Iverna McGowan is director of the Centre for Democracy & Technology’s Europe Office.
Would you trust Europol with pictures of your children? With pictures of your pets, friends and everything else on your camera roll?
In a misguided effort to combat child sexual abuse material (CSAM), the European Commission has come up with a new proposal, which could lead to exactly that. Ostensibly designed to detect “any potential abuse,” if passed, this proposal would essentially create a mass surveillance regime across the European Union.
If this is news to you, it’s likely because lawmakers are framing the legislation solely as a crackdown on CSAM — which is a very important goal. Unfortunately, the fact is the proposal is breathtakingly broad in scope, and it would actually make everyone in the EU, including children, less safe.
As currently written, the draft law obliges all hosting services and providers of interpersonal communications to scan all content, and then make a judgment on what to hand over to law enforcement. According to the proposal, providers of applications will face legal consequences unless they report “any information indicating potential online child sexual abuse.”
So, not only would providers be required to scan all communications, but to avoid liability, they would most likely err on the side of caution and massively over-report people’s communications.

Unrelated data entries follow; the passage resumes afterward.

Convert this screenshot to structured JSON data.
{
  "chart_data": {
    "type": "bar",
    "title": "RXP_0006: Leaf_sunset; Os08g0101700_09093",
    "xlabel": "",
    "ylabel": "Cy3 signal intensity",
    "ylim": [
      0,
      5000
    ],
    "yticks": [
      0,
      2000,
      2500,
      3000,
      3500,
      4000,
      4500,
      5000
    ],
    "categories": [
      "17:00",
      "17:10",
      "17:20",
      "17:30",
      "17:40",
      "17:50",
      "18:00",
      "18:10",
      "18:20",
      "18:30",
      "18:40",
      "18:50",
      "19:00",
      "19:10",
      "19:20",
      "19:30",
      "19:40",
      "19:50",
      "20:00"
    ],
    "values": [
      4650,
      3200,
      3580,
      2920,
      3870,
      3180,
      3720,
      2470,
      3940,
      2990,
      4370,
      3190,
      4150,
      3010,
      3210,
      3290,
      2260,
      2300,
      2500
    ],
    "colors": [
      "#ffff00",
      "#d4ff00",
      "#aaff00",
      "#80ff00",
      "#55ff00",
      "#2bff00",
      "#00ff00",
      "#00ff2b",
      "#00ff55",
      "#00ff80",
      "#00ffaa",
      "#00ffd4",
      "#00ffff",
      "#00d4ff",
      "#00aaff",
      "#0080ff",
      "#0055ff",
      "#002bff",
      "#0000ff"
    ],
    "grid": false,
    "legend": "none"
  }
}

Obviously, such an approach would have serious impact on free expression and association across Europe, where you would never again be able to communicate electronically with the confidence that your information isn’t being intercepted by a social media company, messaging provider or law enforcement.
Despite the strong political momentum on both sides of the Atlantic to rein in the power of social media giants, this proposal would give them super state powers to control and surveil all users’ communications and information.
The premise of this proposal —that filtering technologies and general monitoring obligations are core to eradicating CSAM online — is fundamentally flawed.
As a result of this legislation, huge amounts of data, including text and images from private communications would end up in a Europol database — an agency that has already come under fire from the EU’s data protection watchdog over its previous mismanagement of large datasets. Privacy and security apps that use end-to-end encrypted communications would also be effectively banned, or their encryption backdoored— and not just for Europeans but for everyone.
The innocent picture you take of your baby in the bath and send to their grandparents could end up in a law enforcement database or, worse, in the hands of child abusers who could manipulate that image.
This proposal also seeks to use technology to identify never-before-seen examples of child sexual abuse material. But this technology is nowhere near advanced enough to be reliable, or accurate. Instead, it’s prone to error.
Consider this: When Tumblr rolled out its system designed to detect “adult content,” it mistakenly flagged art, advocacy, memes, photos of people’s dogs and posts about design patents. Facebook also uses classifiers to enforce its ban on Adult Nudity and Sexual Activity, and has mistakenly been blocking news, journalism and health information.
This proposed EU surveillance regime, which would invariably make similar serious errors, would be devastating for those involved. The use of such technology poses significant risks of flagging content that’s both overly broad and underinclusive, and it’s been shown, time and time again, to disproportionately impact vulnerable and marginalized populations.
The law would also break end-to-end encryption, ending the possibility of anyone securely communicating online. It would empower government agencies and administrative bodies to issue detection orders, so they can gain access to communications without a warrant.
Imagine how this could play out in Viktor Orbán’s Hungary, where investigative journalists and human rights defenders are already at risk. And even in other EU countries, it would make it far too easy for governments to gain access to citizens’ communications on the pretense of combatting child abuse.
This move would also open the door for authoritarian governments around the world, as they could compel communication service providers into using the same types of technology deployed in service of this regulation to hunt down and prosecute their political opponents, trade union organizers or anyone who dares to dissent, clearly undermining the EU’s foreign policy efforts to combat unlawful surveillance and support human rights defenders worldwide.
Sexual abuse thrives where there is abuse of power, lack of accountability and fear of dissent and truth. To prevent abuse and to be able to get truth and justice for victims and survivors, we need transparency, accountability and strong independent institutions that rebalance power. We simply can’t afford the online element of such efforts to be lacking in these very safeguards.
Additionally, the EU’s approach to CSAM shouldn’t be limited to the online world: Thousands of victims have been denied justice due to statutes of limitations, or through institutions like the Catholic Church escaping liability. Underinvestment in child protection and well-being is an ongoing challenge across the EU, and not all member countries have even adopted national child protection laws.
There are better, more holistic ways to protect children’s rights in the EU. Putting in place a mass surveillance system that endangers everyone’s human rights — including children’s rights — isn’t the right place to start.